If “Shipbuilding” is an aerial view of a conflicted town populated with people struggling to see over the barrier of their own personal struggles towards a bigger societal tragedy, “How Does It Feel” is just visceral blame. Crass may have begun to fall out with the second wave punks who dominated the scene at this point, but lyrically speaking, they were the closest to the original punk spirit of 76 – while the likes of The Exploited fell back on simplistic chants and slogans and the odd cuss word, Crass damn near scream an entire diatribe on the Falklands conflict over the course of a mere three minutes, and even find time for some sloganeering in the dying few seconds.
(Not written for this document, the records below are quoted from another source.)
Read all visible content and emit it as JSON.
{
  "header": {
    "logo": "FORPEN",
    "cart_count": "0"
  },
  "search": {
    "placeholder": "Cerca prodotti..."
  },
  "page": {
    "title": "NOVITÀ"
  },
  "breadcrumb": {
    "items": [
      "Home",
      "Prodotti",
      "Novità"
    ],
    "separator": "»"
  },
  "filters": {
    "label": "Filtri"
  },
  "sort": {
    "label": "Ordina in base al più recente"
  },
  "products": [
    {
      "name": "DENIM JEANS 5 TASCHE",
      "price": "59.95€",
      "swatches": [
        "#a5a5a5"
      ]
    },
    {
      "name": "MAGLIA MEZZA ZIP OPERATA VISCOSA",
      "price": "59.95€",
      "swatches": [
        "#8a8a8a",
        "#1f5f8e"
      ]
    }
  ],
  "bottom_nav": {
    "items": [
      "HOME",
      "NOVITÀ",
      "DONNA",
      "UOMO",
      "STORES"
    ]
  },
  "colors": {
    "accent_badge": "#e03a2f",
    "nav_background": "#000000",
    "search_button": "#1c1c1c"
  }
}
So keen to play your bloody part, so impatient that your war be fought/ Iron Lady with your stone heart so eager that the lesson be taught/ That you inflicted, you determined, you created, you ordered/ It was your decision to have those young boys slaughtered” – this is a world apart from the taut, staccato, monosyllabic machine-gun attack of most eighties punk. It has so much to say that the song itself feels as if it can barely contain the anger; each line is elasticated close to a snapping point before the release comes, followed by the next swollen, unyielding attack. Then the next.

If there’s a moment here where Crass feel like every other punk band of the early eighties era, it’s probably around the chorus. That’s when the drums punch, the vocals get guttural, and the group take apparent glee in the chief slogan, perhaps hoping that it will stir the tabloid press to respond. What’s interesting is how quickly the song then collapses away from that chorus and descends into mania. Unlike “Shipbuilding”, it’s not clever as such – though the lyrics do stand alone perfectly well as a form of ranting poetry, which couldn’t be said of any other track in the indie charts at this point – and nor is it tuneful, but its design and precision are hard and sharp. It sets out to wound, and while it’s doubtful Margaret Thatcher considered their views, there isn’t a single line that leans back from the attack. Every single one is a tiny bullet, a distinct and aggrieved opinion.

The distance between this and the kind of fag-end punk dross that’s littered the indie charts over the last year is obvious. The senile tail end of any subgenre generally tends to consist of groups who have enthusiastically bounded into the room only to immediately forget what they went there for – you can hear this in the worst of glam rock in 1975, the collapse of disco, and even the lad-friendly meat-and-potatoes rock of 1996 Britpop. All were filled with chancers who only remembered the basic tricks of their trade, devolving rather than evolving.